The latest version of the Revit plugin comes with a panel that can be used to schedule simulations, access previous simulations, and visualize the results.
The new version also comes with many more options for creating sensor grids beyond the option of creating them for each room. This option allows you to run facade studies or run an irradiance study on the ground or the PV panels.
There are currently two main limitations that are both related to how Revit’s Analysis Display and its Settings work:
You cannot edit the minimum and maximum values of the legend. These values are read-only in Revit. You can use the web viewer or the stand-alone HTML file to change the legend as needed.
Revit doesn’t save the Analysis Display as part of the document. That means that you have to load the results from the Pollination panel every time you open Revit and you want to visualize it. We are working on this item to find a solution to save the results to the Revit model so it can be loaded automatically when you open the view.
We are looking forward to hearing your thoughts, and feedback!
Beautiful work guys I love the direction this is headed!
I have 4 clarifying questions/feature requests
Would it be possible to add a field that tells you how many CPU’s you have on your local machine? Just a small and less important feature, but I sometimes work on multiple different machines with remote access, and the CPU count varies from one machine to another. So that feature would be handy for such cases, if you wish to run the simulation locally
Is it possible to choose what colour scheme to use, when you visualize results in Revit? Lately I’ve been using a categorized legend with this colour scheme, as this is much easier to understand for contractors and developers that aren’t proficient in daylight metrics. In the picture below I’ve added a “50%-line” but that’s not even necessary with this legend, as the contrast from orange to blue makes it very clear to see, what part of the room has DA >= 50%
There actually is a separate recipe for this. It runs the same way as annual-daylight, and uses the epw file to calculate the schedule using this command. The only difference is the metrics. It has been a while since I last updated the recipe, but I can do that and push it to production.
Great questions as usual. @mikkel responded to the last one. I’ll try to answer to the rest of them.
We can probably set the default to the number of available CPUs - 1. That’s what we do in Ladybug Tools. Something for @antonellodinunzio to check. It should be possible and I agree it is very nice to have.
Yes. We use Revit’s Analysis Display object and you can create your own. We are creating a few based on the one for Ladybug Tools.
We have an open topic for this to visualize the results per room/space in Revit. My understanding is that it will be possible but we have to figure out the best way to implement them efficiently with a similar schema.

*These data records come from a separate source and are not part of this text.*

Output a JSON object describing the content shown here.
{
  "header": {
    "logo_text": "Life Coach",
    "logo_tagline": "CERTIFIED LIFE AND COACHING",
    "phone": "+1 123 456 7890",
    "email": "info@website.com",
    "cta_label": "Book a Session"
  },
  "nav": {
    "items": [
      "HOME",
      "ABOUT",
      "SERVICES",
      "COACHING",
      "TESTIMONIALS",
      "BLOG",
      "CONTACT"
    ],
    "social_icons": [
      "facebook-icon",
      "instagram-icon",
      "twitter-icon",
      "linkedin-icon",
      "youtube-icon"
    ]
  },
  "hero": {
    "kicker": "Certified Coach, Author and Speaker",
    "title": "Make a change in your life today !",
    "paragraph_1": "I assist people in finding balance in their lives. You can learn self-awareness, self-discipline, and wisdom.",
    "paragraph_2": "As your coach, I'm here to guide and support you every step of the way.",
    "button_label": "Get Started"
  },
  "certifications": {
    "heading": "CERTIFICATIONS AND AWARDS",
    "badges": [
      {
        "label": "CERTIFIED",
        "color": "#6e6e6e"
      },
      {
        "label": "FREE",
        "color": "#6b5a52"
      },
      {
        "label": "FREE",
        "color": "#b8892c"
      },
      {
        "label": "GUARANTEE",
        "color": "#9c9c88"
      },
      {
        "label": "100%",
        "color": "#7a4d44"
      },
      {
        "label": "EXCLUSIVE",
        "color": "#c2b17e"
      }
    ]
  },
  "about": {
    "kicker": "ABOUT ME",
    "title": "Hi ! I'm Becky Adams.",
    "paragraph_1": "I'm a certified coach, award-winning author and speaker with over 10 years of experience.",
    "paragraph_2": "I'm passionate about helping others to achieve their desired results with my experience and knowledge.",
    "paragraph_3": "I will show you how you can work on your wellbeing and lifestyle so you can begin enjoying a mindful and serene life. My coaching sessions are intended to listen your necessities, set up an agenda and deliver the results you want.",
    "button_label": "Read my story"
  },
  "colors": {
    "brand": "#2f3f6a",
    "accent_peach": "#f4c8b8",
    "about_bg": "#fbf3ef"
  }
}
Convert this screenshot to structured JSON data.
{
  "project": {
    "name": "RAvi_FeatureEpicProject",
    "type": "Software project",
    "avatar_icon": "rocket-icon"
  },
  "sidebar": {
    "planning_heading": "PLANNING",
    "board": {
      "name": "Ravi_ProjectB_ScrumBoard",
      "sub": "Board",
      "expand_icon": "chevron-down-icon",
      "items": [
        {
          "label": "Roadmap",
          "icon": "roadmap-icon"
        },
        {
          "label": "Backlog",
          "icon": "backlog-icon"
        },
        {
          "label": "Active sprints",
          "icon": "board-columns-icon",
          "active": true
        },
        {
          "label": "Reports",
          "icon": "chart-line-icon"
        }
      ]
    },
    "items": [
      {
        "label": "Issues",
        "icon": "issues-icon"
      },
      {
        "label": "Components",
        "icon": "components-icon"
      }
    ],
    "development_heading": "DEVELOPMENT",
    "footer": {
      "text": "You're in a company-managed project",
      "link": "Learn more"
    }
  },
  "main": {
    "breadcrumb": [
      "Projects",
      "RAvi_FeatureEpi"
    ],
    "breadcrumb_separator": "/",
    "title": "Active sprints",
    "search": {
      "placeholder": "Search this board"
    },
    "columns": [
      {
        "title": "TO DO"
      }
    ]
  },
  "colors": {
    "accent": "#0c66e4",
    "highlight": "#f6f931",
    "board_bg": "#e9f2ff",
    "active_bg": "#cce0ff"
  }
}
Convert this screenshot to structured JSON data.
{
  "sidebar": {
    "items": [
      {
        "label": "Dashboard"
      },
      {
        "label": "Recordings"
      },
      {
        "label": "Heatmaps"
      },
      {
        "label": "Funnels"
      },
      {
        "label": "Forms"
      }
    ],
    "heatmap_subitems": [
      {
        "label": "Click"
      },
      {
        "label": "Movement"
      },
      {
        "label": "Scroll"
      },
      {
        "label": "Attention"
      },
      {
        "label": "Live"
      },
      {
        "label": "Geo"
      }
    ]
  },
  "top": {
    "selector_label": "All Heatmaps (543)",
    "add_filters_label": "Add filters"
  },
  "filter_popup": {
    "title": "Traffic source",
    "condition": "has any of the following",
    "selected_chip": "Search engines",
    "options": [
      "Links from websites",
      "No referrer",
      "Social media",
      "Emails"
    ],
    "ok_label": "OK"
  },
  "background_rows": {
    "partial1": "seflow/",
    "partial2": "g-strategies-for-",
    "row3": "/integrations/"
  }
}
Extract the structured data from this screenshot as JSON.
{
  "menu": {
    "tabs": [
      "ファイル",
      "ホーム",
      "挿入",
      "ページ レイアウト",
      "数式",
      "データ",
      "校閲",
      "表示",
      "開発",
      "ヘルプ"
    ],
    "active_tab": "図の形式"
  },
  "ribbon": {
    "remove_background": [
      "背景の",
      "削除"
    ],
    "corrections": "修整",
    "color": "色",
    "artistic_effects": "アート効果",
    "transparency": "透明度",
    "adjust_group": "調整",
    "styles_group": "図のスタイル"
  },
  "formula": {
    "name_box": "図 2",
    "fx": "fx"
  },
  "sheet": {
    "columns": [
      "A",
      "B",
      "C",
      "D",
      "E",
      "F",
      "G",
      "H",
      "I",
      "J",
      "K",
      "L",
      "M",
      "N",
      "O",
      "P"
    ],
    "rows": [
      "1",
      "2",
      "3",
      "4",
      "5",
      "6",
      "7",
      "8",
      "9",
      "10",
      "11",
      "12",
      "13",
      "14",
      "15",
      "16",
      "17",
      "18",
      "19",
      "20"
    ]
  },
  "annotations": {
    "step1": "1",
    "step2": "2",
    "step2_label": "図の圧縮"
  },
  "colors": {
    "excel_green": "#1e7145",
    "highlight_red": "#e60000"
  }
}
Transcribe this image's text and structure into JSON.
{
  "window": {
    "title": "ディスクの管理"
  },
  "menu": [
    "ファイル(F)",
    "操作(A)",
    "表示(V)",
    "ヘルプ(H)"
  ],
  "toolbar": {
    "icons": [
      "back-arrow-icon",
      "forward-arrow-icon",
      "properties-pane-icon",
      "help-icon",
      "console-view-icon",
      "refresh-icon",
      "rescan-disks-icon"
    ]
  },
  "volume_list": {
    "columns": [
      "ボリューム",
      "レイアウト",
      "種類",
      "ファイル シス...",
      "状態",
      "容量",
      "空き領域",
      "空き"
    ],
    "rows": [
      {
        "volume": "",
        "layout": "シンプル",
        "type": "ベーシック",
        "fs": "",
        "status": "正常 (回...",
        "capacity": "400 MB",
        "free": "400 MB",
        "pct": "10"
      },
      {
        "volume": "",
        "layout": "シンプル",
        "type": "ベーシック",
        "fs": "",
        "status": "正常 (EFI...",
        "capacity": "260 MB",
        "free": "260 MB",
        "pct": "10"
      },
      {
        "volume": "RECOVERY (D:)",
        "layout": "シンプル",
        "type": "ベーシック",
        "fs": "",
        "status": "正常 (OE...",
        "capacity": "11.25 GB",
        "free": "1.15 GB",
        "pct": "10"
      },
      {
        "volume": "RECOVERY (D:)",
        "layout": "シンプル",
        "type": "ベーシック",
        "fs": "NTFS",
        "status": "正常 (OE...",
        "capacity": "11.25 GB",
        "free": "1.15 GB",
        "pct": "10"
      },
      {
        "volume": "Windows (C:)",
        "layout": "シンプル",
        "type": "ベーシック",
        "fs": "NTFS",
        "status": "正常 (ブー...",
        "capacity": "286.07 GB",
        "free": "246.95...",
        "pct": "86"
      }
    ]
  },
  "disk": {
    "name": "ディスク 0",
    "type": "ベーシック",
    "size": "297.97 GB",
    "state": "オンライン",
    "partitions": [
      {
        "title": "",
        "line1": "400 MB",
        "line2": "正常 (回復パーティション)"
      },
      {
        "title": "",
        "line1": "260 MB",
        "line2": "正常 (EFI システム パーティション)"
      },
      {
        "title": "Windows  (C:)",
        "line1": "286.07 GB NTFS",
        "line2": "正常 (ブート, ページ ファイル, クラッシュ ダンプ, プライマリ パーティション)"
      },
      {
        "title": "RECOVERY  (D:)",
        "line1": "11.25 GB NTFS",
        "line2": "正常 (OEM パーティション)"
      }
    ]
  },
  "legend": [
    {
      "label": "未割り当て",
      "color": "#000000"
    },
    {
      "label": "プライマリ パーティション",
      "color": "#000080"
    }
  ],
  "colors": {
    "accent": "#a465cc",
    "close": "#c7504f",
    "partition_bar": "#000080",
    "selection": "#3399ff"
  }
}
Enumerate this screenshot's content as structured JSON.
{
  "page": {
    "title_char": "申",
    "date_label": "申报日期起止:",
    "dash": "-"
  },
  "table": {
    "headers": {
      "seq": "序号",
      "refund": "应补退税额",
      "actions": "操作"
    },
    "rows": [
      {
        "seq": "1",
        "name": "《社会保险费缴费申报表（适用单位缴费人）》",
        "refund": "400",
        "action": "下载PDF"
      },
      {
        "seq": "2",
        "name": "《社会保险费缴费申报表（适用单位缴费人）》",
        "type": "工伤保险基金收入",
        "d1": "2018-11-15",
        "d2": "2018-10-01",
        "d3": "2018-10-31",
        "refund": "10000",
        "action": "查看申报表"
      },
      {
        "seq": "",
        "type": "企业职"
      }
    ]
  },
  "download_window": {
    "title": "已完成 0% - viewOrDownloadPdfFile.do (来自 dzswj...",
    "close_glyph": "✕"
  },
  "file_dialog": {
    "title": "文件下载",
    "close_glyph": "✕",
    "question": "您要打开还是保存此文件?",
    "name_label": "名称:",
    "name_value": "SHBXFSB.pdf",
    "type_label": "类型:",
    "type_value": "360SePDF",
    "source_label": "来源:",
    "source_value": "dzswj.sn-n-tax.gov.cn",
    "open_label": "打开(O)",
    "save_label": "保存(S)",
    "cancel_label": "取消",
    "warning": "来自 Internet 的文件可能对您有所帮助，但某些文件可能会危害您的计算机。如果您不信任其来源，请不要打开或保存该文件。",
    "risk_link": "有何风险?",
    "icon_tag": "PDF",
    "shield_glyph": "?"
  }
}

That is because the recipe was never pushed to production in the first place, which means that you cannot find the old versions either. When it has been updated to use the VisualizationSet I will push it to Pollination, and let you know.
That is very nice. Being able to make your own colour legend is always a plus
I actually have a proposal for a different approach. When working on a local machine, I am actually more interested in knowing how many CPU’s are still available while running the simulation. If I’m just gonna work in word while the simulation is running, having 1 or 2 CPU avaible is fine, but if I’m working in another Revit model, I might need 6 CPU’s, etc. So choosing how many CPU are left has greater value than choosing how many CPU’s should be used on the simulation.
This is what I do manually in my current script.
Looking forward to hear what you come up with Displaying the spatial results in a table rather than displaying the results directly on the floor plan is also perfectly fine, I’d say.
Have you guys had a chance to look into a way to add exterior wall surfaces to daylight models as we discussed early? As a short recap, if you building is selfshading, which it is in all cases other than square buildings, the reflection of the exterior side of the external wall has a big influence. And in most cases, the reflection of exterior wall surfaces are substantially lower than for interior wall surfaces. So I think that this feature is quite important
Yes. Our conclusion was that we should add a new export routine that exports the model as a mesh-based geometry that can include all those details. Our current approach is optimized for energy models which is arguably much harder to get right. Now it is the time to provide other pathways to get models that can only be used for daylight simulation.
The recipe is on Pollination. Here is a sample run. Ideally I wanted to add at least one more visualization to it but it does not work for now. In its current state it will give you the usual annual-daylight visualization and metrics with the daylight hours (4380 hours) schedule.